In short, the college once again gave the nation finality and closure after a bitter and divisive campaign. A pure popular-vote system -- the vision that dances in the heads of many college critics -- might often do no such thing.

While we're imagining horribles, imagine how the thousands of lawyers at the disposal of the political parties might tie the country in knots with legal challenges and recounts after any close popular-vote outcome. Yes, as we learned in 2000, legal agonies can befall us under the college, too. But because reversing an Electoral College outcome would in most elections require separately overturning the outcomes in three or four or five states, it is much less likely.
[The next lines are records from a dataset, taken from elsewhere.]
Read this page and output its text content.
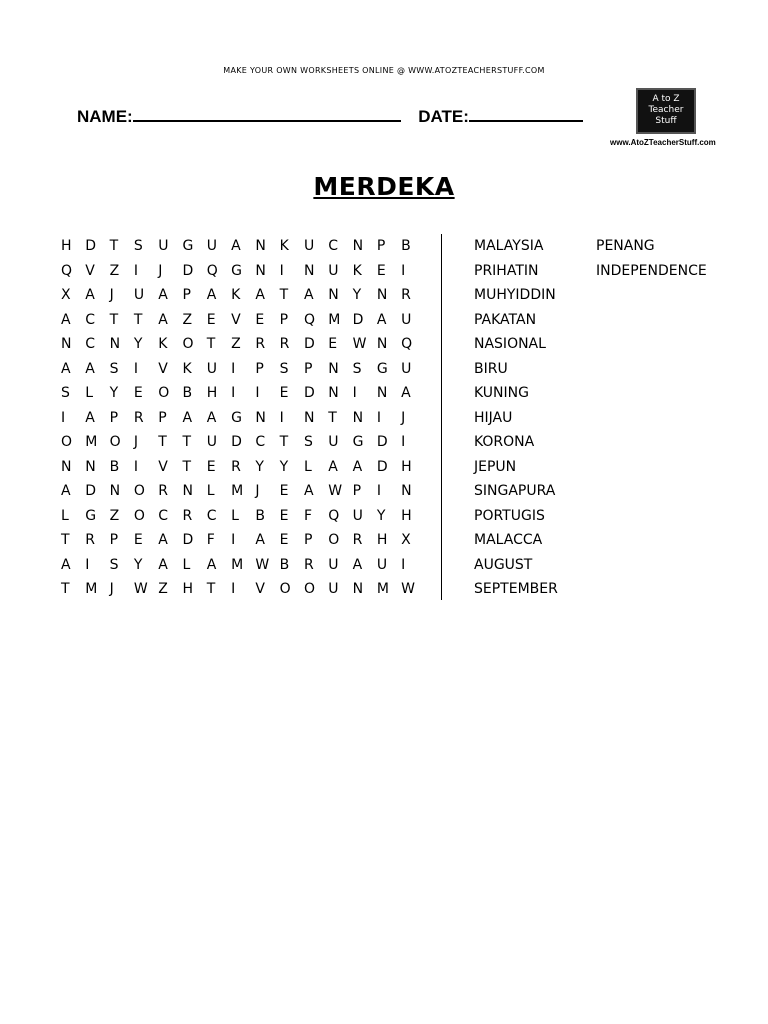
MAKE YOUR OWN WORKSHEETS ONLINE @ WWW.ATOZTEACHERSTUFF.COM
NAME:	DATE:
A to Z
Teacher
Stuff
www.AtoZTeacherStuff.com
MERDEKA
H D T	S	U	G U	A	N K	U	C	N P	B
Q V	Z	I	J	D Q G N I	N U	K	E	I
X	A	J	U	A	P	A	K	A	T	A	N Y	N R
A	C	T	T	A	Z	E	V	E	P	Q M D A	U
N C	N Y	K	O T	Z	R	R	D E	W N Q
A	A	S	I	V	K	U	I	P	S	P	N S	G U
S	L	Y	E	O B	H I	I	E	D N I	N A
I	A	P	R	P	A	A	G N I	N T	N I	J
O M O J	T	T	U	D C	T	S	U	G D I
N N B	I	V	T	E	R	Y	Y	L	A	A	D H
A	D N O R	N L	M J	E	A	W P	I	N
L	G Z	O C	R	C	L	B	E	F	Q U	Y	H
T	R	P	E	A	D F	I	A	E	P	O R	H X
A	I	S	Y	A	L	A	M W B	R	U	A	U	I
T	M J	W Z	H T	I	V	O O U	N M W
MALAYSIA
PRIHATIN
MUHYIDDIN
PAKATAN
NASIONAL
BIRU
KUNING
HIJAU
KORONA
JEPUN
SINGAPURA
PORTUGIS
MALACCA
AUGUST
SEPTEMBER
PENANG
INDEPENDENCE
Meanwhile, the Electoral College does something else that is even more valuable. Because winning the presidency under the college requires winning whole states -- and not simply running up vote totals in one's strongholds -- it forces candidates to seek broader national support. Just winning the overall popular vote doesn't cut it; one must win states. Thus, the candidate who prevails is typically the one who breaks out of his party's geographic and cultural home base and makes inroads, if you will, on the enemy's turf.
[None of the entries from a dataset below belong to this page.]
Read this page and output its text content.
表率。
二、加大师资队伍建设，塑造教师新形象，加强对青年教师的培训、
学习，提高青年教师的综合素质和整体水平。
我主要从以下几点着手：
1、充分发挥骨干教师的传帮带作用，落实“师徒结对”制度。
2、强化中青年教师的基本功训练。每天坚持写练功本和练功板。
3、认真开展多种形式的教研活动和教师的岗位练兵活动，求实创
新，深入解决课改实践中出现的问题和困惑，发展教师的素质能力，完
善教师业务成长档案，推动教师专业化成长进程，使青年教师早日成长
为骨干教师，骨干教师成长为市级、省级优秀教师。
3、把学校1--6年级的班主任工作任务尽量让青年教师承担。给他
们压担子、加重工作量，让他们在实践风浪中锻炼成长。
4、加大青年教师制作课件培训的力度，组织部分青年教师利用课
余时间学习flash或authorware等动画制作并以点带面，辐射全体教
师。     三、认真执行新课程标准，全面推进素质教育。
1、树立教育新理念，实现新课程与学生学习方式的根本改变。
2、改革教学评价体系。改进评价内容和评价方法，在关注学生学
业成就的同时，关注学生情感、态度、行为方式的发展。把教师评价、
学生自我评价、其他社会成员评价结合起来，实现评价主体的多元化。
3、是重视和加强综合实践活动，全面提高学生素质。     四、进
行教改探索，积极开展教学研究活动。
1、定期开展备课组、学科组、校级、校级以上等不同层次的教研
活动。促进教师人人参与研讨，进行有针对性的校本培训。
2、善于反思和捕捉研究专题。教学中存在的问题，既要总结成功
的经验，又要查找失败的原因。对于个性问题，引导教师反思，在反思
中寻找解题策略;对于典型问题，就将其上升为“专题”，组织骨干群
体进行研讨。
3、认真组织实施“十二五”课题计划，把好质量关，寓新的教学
So it was last week. The base of the Democratic Party today is in what one might call downtown America -- the Northeast quadrant and the West Coast. The outskirts -- in the Old South and the arid West -- are the native soil of the GOP.

Each candidate carried most of the states in his political backyard. But Obama broke through to steal away Virginia, Florida (apparently), New Mexico, Colorado and Nevada. He also took Ohio, a state that has become the battleground of battlegrounds because it is closely divided between a Dixie-influenced hinterland and industrial metropolises along Lake Erie.

Romney broke out of the Republican backyard only in Indiana, a state much like Ohio. His overall support was slightly more regional, more factional and less national -- and so he lost decisively, because of the Electoral College.

Under a pure popular-vote system, candidates might well craft a winning strategy by concentrating on getting out the vote and running up the score in their own home regions. Winning in many different places would, in itself, no longer count. Candidates (and presidents) might become more the mere representatives of particular regions and interests rather than seeking to tap into the varied passions and concerns of America as a whole.

Electoral College critics will point out that these supposed benefits were not really what the Constitution's framers had in mind when they invented the system. They simply preferred their democracy to be as indirect as possible -- because, to be frank, they doubted the perfect wisdom of the average person. I can't imagine why.

But so what? Europeans discovered America while looking for a new route to India. Many wonder drugs have been discovered while researchers were trying to develop something else. It makes little sense to thoughtlessly discard a useful inheritance just because it is useful in a way our forebears did not intend.